Technologies
Designed and developed "Site-Builder", a Multi-tenant architecture that powers Riot's biggest game portals.
Overview
As Senior Frontend Engineer at Riot Games, I worked on "Site-Builder". The idea was simple: instead of building a separate website for every game (VALORANT, League of Legends, etc.), we built one platform that could run them all. It modernized how Riot presents itself to the world.
Challenges
- Build Times: The old Gatsby sites were taking hours to build. Hours. For a simple content change.
- Spaghetti Code: Different teams had built different portals, leading to duplicated logic and technical debt everywhere.
- Migration: We had to move massive legacy sites to the new system without breaking them or taking them offline.
- SEO Scale: Managing SEO for global sites with dozens of languages is tricky.
Solution
One Codebase to Rule Them All: I developed a multi-tenant architecture using Next.js. It allows us to reuse components and logic while still letting each game portal look unique.
The "Blades" Library: We built a shared UI component library called "Blades". It sped up development because we weren't reinventing the button for every new page.

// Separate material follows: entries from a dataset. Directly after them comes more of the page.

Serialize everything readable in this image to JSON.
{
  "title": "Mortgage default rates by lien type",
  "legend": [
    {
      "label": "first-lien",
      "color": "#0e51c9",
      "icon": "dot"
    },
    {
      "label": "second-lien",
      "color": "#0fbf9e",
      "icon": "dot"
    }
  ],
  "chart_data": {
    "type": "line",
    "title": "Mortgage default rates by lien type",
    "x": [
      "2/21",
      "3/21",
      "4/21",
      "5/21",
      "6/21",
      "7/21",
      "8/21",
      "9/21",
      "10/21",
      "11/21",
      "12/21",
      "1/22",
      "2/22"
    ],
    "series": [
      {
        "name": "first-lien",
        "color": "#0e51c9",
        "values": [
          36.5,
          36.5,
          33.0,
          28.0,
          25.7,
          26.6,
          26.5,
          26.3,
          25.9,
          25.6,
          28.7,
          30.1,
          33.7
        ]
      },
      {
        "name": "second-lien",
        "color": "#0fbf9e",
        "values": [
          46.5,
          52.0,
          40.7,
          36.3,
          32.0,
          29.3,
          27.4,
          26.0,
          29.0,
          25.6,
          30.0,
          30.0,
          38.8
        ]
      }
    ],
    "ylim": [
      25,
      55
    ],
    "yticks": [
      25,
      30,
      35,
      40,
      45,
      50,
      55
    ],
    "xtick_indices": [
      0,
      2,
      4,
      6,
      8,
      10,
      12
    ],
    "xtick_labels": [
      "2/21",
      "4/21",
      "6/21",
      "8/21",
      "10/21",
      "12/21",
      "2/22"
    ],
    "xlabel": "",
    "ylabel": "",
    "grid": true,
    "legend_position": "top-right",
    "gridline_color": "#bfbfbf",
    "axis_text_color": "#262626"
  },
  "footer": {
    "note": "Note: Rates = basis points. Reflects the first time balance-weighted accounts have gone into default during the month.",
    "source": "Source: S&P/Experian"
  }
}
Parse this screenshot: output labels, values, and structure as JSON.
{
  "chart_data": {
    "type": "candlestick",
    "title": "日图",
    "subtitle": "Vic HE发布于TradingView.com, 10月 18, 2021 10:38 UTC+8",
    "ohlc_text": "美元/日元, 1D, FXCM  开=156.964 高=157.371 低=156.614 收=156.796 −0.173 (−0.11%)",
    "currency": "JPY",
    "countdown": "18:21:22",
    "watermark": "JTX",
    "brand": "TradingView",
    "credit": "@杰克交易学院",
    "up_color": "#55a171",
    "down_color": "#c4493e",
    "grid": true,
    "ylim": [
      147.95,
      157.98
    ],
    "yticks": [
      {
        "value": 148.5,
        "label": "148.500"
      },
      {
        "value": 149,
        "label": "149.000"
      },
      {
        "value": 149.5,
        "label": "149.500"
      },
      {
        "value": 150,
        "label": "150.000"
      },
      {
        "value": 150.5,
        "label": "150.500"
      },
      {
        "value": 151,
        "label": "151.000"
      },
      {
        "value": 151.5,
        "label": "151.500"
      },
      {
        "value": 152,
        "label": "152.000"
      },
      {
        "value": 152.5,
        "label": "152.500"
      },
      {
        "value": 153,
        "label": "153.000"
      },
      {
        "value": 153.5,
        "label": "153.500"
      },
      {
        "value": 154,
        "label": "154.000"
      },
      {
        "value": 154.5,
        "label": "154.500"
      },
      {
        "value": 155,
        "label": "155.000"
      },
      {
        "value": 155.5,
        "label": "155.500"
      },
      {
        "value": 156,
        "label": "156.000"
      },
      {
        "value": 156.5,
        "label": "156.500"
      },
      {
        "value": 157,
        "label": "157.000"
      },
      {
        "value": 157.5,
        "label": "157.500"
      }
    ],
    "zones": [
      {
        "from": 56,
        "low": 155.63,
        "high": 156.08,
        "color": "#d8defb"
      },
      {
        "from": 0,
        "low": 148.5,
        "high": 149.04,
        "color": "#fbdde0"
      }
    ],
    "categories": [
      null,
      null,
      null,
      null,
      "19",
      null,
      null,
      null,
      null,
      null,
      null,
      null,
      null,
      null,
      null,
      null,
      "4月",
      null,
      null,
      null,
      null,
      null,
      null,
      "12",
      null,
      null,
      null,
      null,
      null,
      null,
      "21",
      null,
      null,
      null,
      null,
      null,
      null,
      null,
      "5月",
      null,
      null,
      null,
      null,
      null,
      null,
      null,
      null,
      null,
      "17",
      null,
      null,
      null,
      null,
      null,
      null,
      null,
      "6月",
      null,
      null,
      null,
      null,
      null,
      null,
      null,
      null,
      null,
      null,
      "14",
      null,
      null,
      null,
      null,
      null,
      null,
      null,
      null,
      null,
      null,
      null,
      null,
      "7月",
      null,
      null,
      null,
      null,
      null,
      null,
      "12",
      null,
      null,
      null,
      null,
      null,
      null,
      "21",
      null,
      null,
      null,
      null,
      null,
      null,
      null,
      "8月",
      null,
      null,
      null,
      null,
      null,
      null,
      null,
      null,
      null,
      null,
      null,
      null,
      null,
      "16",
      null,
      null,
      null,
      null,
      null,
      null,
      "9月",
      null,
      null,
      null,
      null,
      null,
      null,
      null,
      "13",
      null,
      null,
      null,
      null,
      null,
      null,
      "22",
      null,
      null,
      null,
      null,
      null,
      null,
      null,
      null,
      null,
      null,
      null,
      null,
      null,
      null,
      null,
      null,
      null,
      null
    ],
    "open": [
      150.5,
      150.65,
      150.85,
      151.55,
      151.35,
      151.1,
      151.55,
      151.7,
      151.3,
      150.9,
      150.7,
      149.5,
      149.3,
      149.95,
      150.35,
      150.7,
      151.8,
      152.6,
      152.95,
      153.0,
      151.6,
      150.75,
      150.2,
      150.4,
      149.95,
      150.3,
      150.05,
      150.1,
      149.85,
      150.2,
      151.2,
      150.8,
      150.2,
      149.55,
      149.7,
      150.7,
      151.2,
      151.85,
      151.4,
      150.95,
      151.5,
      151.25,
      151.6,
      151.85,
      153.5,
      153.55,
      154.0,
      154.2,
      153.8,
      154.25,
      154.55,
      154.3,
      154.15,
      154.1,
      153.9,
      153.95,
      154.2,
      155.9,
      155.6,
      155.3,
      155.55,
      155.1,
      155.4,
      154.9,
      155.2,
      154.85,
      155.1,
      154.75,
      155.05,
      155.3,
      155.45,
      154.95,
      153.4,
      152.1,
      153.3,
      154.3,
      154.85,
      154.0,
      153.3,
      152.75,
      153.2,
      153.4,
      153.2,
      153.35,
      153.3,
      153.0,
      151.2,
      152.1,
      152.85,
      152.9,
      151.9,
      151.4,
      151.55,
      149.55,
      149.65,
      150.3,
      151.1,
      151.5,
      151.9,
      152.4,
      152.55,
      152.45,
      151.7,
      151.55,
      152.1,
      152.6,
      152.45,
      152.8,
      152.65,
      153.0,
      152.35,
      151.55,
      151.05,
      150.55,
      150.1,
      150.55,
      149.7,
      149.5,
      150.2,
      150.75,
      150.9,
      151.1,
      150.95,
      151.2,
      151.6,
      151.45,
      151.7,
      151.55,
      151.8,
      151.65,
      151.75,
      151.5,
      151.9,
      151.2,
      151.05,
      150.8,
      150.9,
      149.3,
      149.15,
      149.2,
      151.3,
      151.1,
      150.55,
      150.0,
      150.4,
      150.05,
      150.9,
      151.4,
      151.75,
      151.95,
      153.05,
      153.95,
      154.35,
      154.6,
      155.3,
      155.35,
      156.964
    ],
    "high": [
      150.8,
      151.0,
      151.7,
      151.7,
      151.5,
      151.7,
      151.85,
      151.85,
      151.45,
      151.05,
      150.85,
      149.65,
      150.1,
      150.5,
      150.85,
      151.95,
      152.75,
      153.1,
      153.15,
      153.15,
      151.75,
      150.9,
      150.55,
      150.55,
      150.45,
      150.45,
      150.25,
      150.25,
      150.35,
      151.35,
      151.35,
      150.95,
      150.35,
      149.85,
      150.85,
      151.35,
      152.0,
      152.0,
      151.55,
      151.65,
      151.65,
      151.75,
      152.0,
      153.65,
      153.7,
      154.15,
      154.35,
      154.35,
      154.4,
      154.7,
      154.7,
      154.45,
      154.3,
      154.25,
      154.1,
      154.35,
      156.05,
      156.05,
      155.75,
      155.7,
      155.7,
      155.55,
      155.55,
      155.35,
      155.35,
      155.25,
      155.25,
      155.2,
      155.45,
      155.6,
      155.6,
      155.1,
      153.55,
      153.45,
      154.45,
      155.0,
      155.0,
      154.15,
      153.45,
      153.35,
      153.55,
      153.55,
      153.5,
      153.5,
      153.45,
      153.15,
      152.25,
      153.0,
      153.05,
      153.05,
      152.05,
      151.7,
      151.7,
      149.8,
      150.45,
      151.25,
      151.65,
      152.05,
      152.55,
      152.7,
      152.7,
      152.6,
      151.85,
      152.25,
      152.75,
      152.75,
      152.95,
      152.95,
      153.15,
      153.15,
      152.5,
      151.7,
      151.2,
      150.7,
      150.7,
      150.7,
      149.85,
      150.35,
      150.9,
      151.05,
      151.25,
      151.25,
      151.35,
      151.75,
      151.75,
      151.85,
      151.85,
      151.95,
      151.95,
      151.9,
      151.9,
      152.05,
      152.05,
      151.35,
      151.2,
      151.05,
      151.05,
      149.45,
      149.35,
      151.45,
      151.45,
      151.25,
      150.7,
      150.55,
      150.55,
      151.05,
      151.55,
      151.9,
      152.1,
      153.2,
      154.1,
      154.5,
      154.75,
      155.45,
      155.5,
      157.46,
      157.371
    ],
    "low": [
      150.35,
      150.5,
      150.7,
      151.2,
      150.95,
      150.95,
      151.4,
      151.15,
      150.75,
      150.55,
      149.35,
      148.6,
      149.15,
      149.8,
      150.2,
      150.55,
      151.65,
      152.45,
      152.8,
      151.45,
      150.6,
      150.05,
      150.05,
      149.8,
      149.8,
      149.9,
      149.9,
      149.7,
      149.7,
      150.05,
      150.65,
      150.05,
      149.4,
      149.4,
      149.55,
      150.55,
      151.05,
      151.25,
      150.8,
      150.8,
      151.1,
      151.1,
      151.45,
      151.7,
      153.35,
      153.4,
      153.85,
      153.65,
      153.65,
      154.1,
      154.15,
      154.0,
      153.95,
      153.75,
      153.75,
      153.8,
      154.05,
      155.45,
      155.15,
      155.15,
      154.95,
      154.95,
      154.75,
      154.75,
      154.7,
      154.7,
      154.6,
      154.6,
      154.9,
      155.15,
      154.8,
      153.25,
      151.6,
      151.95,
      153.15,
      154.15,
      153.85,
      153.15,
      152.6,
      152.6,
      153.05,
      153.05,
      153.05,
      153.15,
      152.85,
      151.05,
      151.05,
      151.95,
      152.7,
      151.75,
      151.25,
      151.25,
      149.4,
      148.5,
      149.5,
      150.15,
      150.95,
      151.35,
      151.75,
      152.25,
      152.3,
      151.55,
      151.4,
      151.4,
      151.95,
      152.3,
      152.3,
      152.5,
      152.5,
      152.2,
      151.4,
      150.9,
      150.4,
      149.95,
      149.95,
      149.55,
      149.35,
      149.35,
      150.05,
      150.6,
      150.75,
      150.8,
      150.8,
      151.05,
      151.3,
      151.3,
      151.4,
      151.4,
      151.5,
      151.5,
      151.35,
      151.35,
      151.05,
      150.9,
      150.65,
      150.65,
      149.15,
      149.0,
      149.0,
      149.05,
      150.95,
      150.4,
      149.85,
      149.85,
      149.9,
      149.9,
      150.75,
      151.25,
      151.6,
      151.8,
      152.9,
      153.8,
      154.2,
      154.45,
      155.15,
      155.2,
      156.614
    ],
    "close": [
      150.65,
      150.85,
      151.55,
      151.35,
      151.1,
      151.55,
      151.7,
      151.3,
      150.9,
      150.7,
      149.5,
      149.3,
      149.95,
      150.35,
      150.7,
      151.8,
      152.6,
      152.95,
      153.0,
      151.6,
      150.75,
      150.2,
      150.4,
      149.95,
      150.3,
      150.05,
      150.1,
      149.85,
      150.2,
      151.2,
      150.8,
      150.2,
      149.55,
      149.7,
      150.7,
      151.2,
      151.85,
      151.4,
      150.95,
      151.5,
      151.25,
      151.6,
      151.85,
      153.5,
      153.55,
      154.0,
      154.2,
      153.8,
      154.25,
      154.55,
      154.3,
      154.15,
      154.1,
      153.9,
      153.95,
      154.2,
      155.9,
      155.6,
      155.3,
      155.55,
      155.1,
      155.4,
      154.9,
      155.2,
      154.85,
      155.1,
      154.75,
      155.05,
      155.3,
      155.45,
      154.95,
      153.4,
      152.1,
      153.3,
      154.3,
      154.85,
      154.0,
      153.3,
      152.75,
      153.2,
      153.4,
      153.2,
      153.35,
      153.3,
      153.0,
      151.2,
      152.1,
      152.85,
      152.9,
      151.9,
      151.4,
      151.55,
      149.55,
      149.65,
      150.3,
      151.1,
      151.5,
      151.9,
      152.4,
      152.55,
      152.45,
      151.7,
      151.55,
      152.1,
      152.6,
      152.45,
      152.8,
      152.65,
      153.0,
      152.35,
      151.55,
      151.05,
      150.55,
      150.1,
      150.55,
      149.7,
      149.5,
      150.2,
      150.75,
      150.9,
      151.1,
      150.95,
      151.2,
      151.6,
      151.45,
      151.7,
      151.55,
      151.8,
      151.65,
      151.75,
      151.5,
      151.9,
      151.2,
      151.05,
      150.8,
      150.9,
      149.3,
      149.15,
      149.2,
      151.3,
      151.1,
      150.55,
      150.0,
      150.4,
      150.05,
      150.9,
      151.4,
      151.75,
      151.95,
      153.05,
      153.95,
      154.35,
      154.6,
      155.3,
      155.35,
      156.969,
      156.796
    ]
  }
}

CMS Flexibility: I implemented an Adapter Pattern to separate the frontend from the CMS. This paid off huge when we migrated from Contentstack to Sanity—we didn't have to rewrite the frontend.
Automated SEO: I set up Jenkins pipelines to generate localized sitemaps automatically. It runs asynchronously, so it doesn't slow down the main build.
Results
- Fast Builds: We went from multi-hour builds to under a minute. That's a game-changer for content teams.
- Smooth Migration: We moved the legacy portals to the new system with zero downtime.
- Better SEO: The automated pipelines ensured we were being indexed correctly globally.
- Dev Velocity: With the shared component library, creating a new marketing page became a drag-and-drop task rather than a week of coding.